Amazon Detective automatically collects log data from a customer’s resources and uses machine learning, statistical analysis, and graph theory to build interactive visualizations that help customers analyse, investigate, and quickly identify the root cause of potential security issues or suspicious activities. There are no additional charges or upfront commitments required to use Amazon Detective, and customers pay only for data ingested from AWS CloudTrail, Amazon Virtual Private Cloud (VPC) Flow Logs, and Amazon GuardDuty findings.

When customers face a security issue like compromised user credentials or unauthorized access to a resource, security teams must conduct an investigation to understand the cause, assess the impact, and determine the remediation steps. Before an investigation can even begin, customers must first collect and combine terabytes of potentially relevant data from network, application, and security monitoring systems, and make it available in a way that allows their security analysts to infer related anomalies.
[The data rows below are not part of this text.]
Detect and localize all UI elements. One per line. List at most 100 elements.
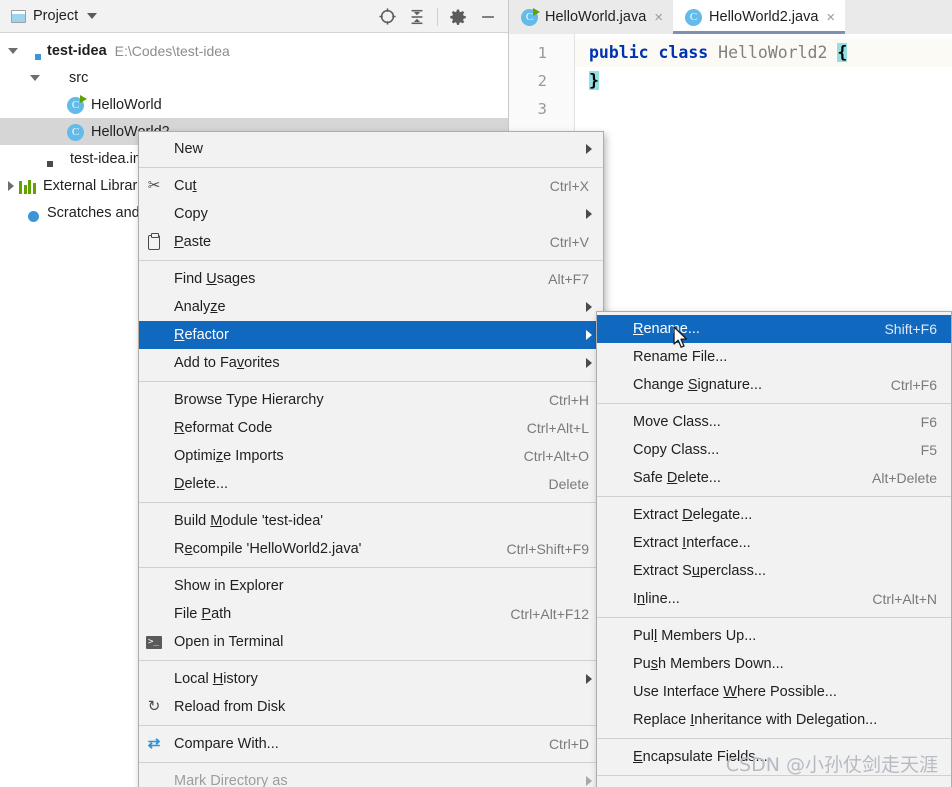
menu-item-find-usages[interactable]: Find Usages Alt+F7 — [139, 265, 603, 293]
tree-node-label: test-idea — [47, 42, 107, 59]
submenu-item-move-class[interactable]: Move Class... F6 — [597, 408, 951, 436]
submenu-item-push-members-down[interactable]: Push Members Down... — [597, 650, 951, 678]
menu-item-label: Extract Interface... — [633, 535, 751, 551]
scissors-icon: ✂ — [147, 177, 161, 194]
menu-separator — [597, 496, 951, 497]
close-icon[interactable]: × — [825, 8, 836, 27]
submenu-item-pull-members-up[interactable]: Pull Members Up... — [597, 622, 951, 650]
menu-item-compare-with[interactable]: ⇄ Compare With... Ctrl+D — [139, 730, 603, 758]
menu-item-copy[interactable]: Copy — [139, 200, 603, 228]
twisty-expanded-icon[interactable] — [8, 47, 18, 54]
menu-item-label: Build Module 'test-idea' — [174, 513, 324, 529]
menu-item-open-in-terminal[interactable]: >_ Open in Terminal — [139, 628, 603, 656]
twisty-expanded-icon[interactable] — [30, 74, 40, 81]
menu-item-label: Extract Delegate... — [633, 507, 753, 523]
menu-item-cut[interactable]: ✂ Cut Ctrl+X — [139, 172, 603, 200]
submenu-item-use-interface-where-possible[interactable]: Use Interface Where Possible... — [597, 678, 951, 706]
menu-item-shortcut: Ctrl+Shift+F9 — [506, 541, 589, 557]
menu-item-new[interactable]: New — [139, 135, 603, 163]
tab-helloworld-java[interactable]: C HelloWorld.java × — [509, 0, 673, 34]
submenu-item-inline[interactable]: Inline... Ctrl+Alt+N — [597, 585, 951, 613]
menu-item-paste[interactable]: Paste Ctrl+V — [139, 228, 603, 256]
locate-icon[interactable] — [374, 4, 400, 30]
submenu-item-rename-file[interactable]: Rename File... — [597, 343, 951, 371]
menu-item-shortcut: Ctrl+H — [548, 392, 589, 408]
menu-separator — [139, 167, 603, 168]
menu-item-delete[interactable]: Delete... Delete — [139, 470, 603, 498]
editor-tab-bar: C HelloWorld.java × C HelloWorld2.java × — [509, 0, 952, 34]
menu-item-local-history[interactable]: Local History — [139, 665, 603, 693]
watermark: CSDN @小孙仗剑走天涯 — [725, 754, 938, 776]
menu-item-mark-directory-as: Mark Directory as — [139, 767, 603, 787]
menu-item-label: Paste — [174, 234, 212, 250]
collapse-all-icon[interactable] — [404, 4, 430, 30]
menu-item-browse-type-hierarchy[interactable]: Browse Type Hierarchy Ctrl+H — [139, 386, 603, 414]
menu-separator — [139, 502, 603, 503]
submenu-item-extract-superclass[interactable]: Extract Superclass... — [597, 557, 951, 585]
menu-item-label: File Path — [174, 606, 232, 622]
menu-separator — [139, 762, 603, 763]
chevron-right-icon — [586, 674, 592, 684]
menu-item-label: Recompile 'HelloWorld2.java' — [174, 541, 362, 557]
menu-separator — [139, 381, 603, 382]
menu-item-shortcut: Ctrl+Alt+L — [526, 420, 589, 436]
refactor-submenu: Rename... Shift+F6 Rename File... Change… — [596, 311, 952, 787]
menu-item-add-to-favorites[interactable]: Add to Favorites — [139, 349, 603, 377]
submenu-item-change-signature[interactable]: Change Signature... Ctrl+F6 — [597, 371, 951, 399]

Amazon Detective produces tailored visualizations to help customers answer questions like “is this an unusual API call?” or “is this spike in traffic from this instance expected?” without having to organize any data or develop, configure, or tune their own queries and algorithms. Amazon Detective’s visualizations provide the details, context, and guidance to help analysts quickly determine the nature and extent of issues identified by AWS security services like AWS Security Hub.